For promoting bone healing, additional adjuvant treatment concepts using rhBMP have been proposed. Although it remains to be determined if the local environment around an atrophic non-union site is characterised by a deficit of rhBMP or rhBMP receptors, it has been suggested that topical, or local application of rhBMP may be beneficial in accelerating bone healing. Several techniques of rhBMP application have been utilised including local injection, direct and open application into the non-union site, or insertion of rhBMP-coated implants [22]. RhBMPs promote signalling, chemotaxis, mitosis and differentiation of progenitor cells in the biological process of osteogenesis, and have been shown to accelerate bone healing in both settings of fracture and non-union healing [23]. To our knowledge, this study represents the only trial of aseptic clavicle non-union treated with additional application of both, rhBMP-2 and rhBMP-7, and with at least one year of functional and radiological follow-up. Clinical and radiological results of this study demonstrated complete bone healing in 27 out of 28 patients (96 %) following additional application of rhBMP-2 or rhBMP-7. Risk of impaired wound healing and inflammation, but not infection, following application of rhBMP was found in our study. The phenomenon of transient, local soft-tissue inflammation is a typical adverse effect of rhBMP application. In general, no surgical intervention is required.

A recent study conducted by Morison et al. [24] evaluated the surgical treatment of aseptic long-bone non-union in the upper extremity, and concluded that the application of rhBMP-7 was an effective treatment method with a healing rate of 92 % (22 out of 24 patients), which was a healing rate comparable to the results of our study. In contrast to earlier observations [4, 22], the clinical results of this trial demonstrated good or excellent overall functional results in both treatment groups. Furthermore, despite positive effects on non-union healing in long bones [4, 22] and improved quality of life with the use of rhBMP-7 [15], our results demonstrated no significantly increased non-union healing rate or improvement of functional results after additional application of rhBMP. Some studies have also emphasised economic benefits for rhBMP application in non-union treatment by reducing overall treatment time and, thus, treatment costs [22, 25, 26]. Even under economic aspects, the results of our study are not conclusive in order to recommend a general use of rhBMP for the revision treatment of aseptic clavicle non-union, since the rate and time to healing was not significantly different between the two treatment groups. In addition, no relevant correlation between the anatomical localisation of the non-union site at the clavicle, and treatment was found in our trial.
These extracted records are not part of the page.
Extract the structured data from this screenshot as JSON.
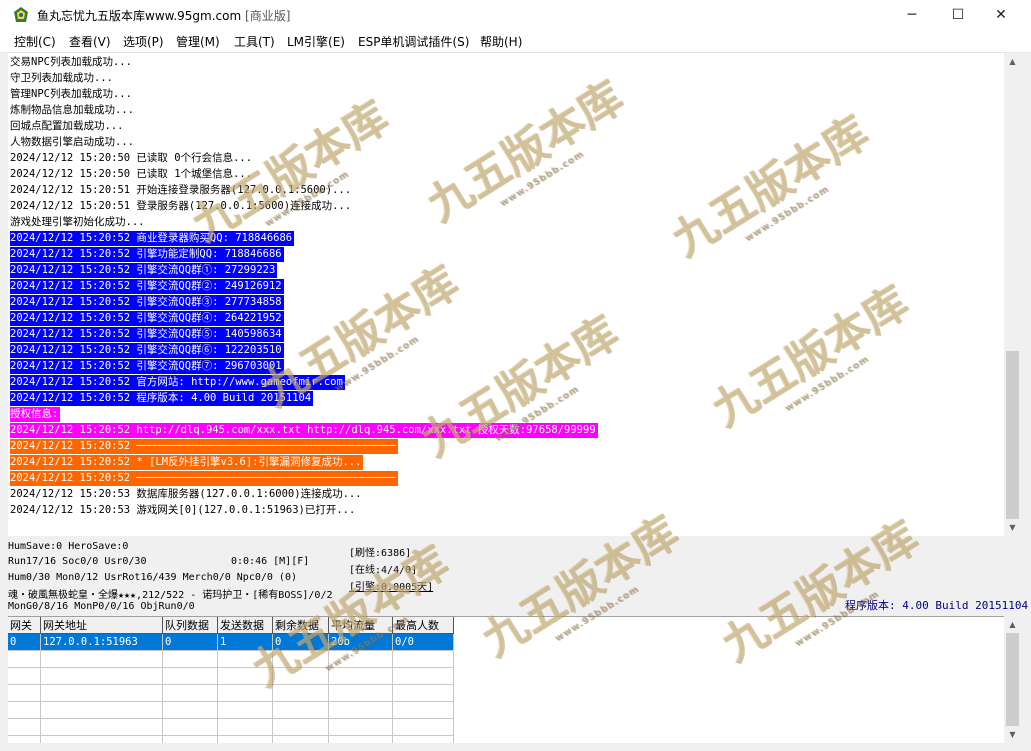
{
  "window": {
    "title": "鱼丸忘忧九五版本库www.95gm.com",
    "title_suffix": "[商业版]",
    "controls": {
      "minimize": "─",
      "maximize": "☐",
      "close": "✕"
    }
  },
  "menu": [
    "控制(C)",
    "查看(V)",
    "选项(P)",
    "管理(M)",
    "工具(T)",
    "LM引擎(E)",
    "ESP单机调试插件(S)",
    "帮助(H)"
  ],
  "log": [
    {
      "text": "交易NPC列表加载成功...",
      "style": "plain"
    },
    {
      "text": "守卫列表加载成功...",
      "style": "plain"
    },
    {
      "text": "管理NPC列表加载成功...",
      "style": "plain"
    },
    {
      "text": "炼制物品信息加载成功...",
      "style": "plain"
    },
    {
      "text": "回城点配置加载成功...",
      "style": "plain"
    },
    {
      "text": "人物数据引擎启动成功...",
      "style": "plain"
    },
    {
      "text": "2024/12/12 15:20:50 已读取 0个行会信息...",
      "style": "plain"
    },
    {
      "text": "2024/12/12 15:20:50 已读取 1个城堡信息...",
      "style": "plain"
    },
    {
      "text": "2024/12/12 15:20:51 开始连接登录服务器(127.0.0.1:5600)...",
      "style": "plain"
    },
    {
      "text": "2024/12/12 15:20:51 登录服务器(127.0.0.1:5600)连接成功...",
      "style": "plain"
    },
    {
      "text": "游戏处理引擎初始化成功...",
      "style": "plain"
    },
    {
      "text": "2024/12/12 15:20:52 商业登录器购买QQ: 718846686",
      "style": "blue"
    },
    {
      "text": "2024/12/12 15:20:52 引擎功能定制QQ: 718846686",
      "style": "blue"
    },
    {
      "text": "2024/12/12 15:20:52 引擎交流QQ群①: 27299223",
      "style": "blue"
    },
    {
      "text": "2024/12/12 15:20:52 引擎交流QQ群②: 249126912",
      "style": "blue"
    },
    {
      "text": "2024/12/12 15:20:52 引擎交流QQ群③: 277734858",
      "style": "blue"
    },
    {
      "text": "2024/12/12 15:20:52 引擎交流QQ群④: 264221952",
      "style": "blue"
    },
    {
      "text": "2024/12/12 15:20:52 引擎交流QQ群⑤: 140598634",
      "style": "blue"
    },
    {
      "text": "2024/12/12 15:20:52 引擎交流QQ群⑥: 122203510",
      "style": "blue"
    },
    {
      "text": "2024/12/12 15:20:52 引擎交流QQ群⑦: 296703001",
      "style": "blue"
    },
    {
      "text": "2024/12/12 15:20:52 官方网站: http://www.gameofmir.com",
      "style": "blue"
    },
    {
      "text": "2024/12/12 15:20:52 程序版本: 4.00 Build 20151104",
      "style": "blue"
    },
    {
      "text": "授权信息:",
      "style": "magenta"
    },
    {
      "text": "2024/12/12 15:20:52 http://dlq.945.com/xxx.txt http://dlq.945.com/xxx.txt 授权天数:97658/99999",
      "style": "magenta"
    },
    {
      "text": "2024/12/12 15:20:52 ─────────────────────────────────────────",
      "style": "orange"
    },
    {
      "text": "2024/12/12 15:20:52 * [LM反外挂引擎v3.6]:引擎漏洞修复成功...",
      "style": "orange"
    },
    {
      "text": "2024/12/12 15:20:52 ─────────────────────────────────────────",
      "style": "orange"
    },
    {
      "text": "2024/12/12 15:20:53 数据库服务器(127.0.0.1:6000)连接成功...",
      "style": "plain"
    },
    {
      "text": "2024/12/12 15:20:53 游戏网关[0](127.0.0.1:51963)已打开...",
      "style": "plain"
    }
  ],
  "colors": {
    "blue": "#0000ff",
    "magenta": "#ff00ff",
    "orange": "#ff6600",
    "text_on_color": "#ffffff",
    "selection": "#0078d7"
  },
  "status": {
    "line1": "HumSave:0 HeroSave:0",
    "line2a": "Run17/16 Soc0/0 Usr0/30",
    "line2b": "0:0:46 [M][F]",
    "line3": "Hum0/30 Mon0/12 UsrRot16/439 Merch0/0 Npc0/0 (0)",
    "line4": "魂・破風無极蛇皇・全爆★★★,212/522 - 诺玛护卫・[稀有BOSS]/0/2",
    "line5": "MonG0/8/16 MonP0/0/16 ObjRun0/0",
    "refresh": "[刷怪:6386]",
    "online": "[在线:4/4/0]",
    "engine": "[引擎:0.0005天]",
    "version": "程序版本: 4.00 Build 20151104"
  },
  "grid": {
    "columns": [
      "网关",
      "网关地址",
      "队列数据",
      "发送数据",
      "剩余数据",
      "平均流量",
      "最高人数"
    ],
    "rows": [
      [
        "0",
        "127.0.0.1:51963",
        "0",
        "1",
        "0",
        "20b",
        "0/0"
      ]
    ]
  },
  "watermark": {
    "text": "九五版本库",
    "sub": "www.95bbb.com"
  }
}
The limitations of this study include the variety of age of patients, initial fracture treatment, and time interval between the fracture and the treatment of the non-union as well as the sequential nature of the two cohort groups. However, the most important outcome assessment of this study was to evaluate the success rate of osseous union using the operative revision technique as described above. The decision to utilise rhBMP was dependent on the intra-operative assessment and the discretion of the treating orthopaedic surgeon, and was not subject to randomised or blinded protocol. Although it is a retrospective investigation, the strengths of the study include the large number of patients managed according to clear inclusion and exclusion criteria, with a consistent standard-treatment protocol in the same hospital by the same group of surgeons with extensive surgical experience in the treatment of clavicle non-union.

In conclusion, functional and radiological results of this study demonstrate that successful bone healing of aseptic clavicle non-union is dependent on a precise surgical technique including radical resection of non-union tissue, restoration of length by interposition of autologous bone graft to prevent shortening of the shoulder girdle and stable locking compression plate fixation, but is independent of the application of additional rhBMP.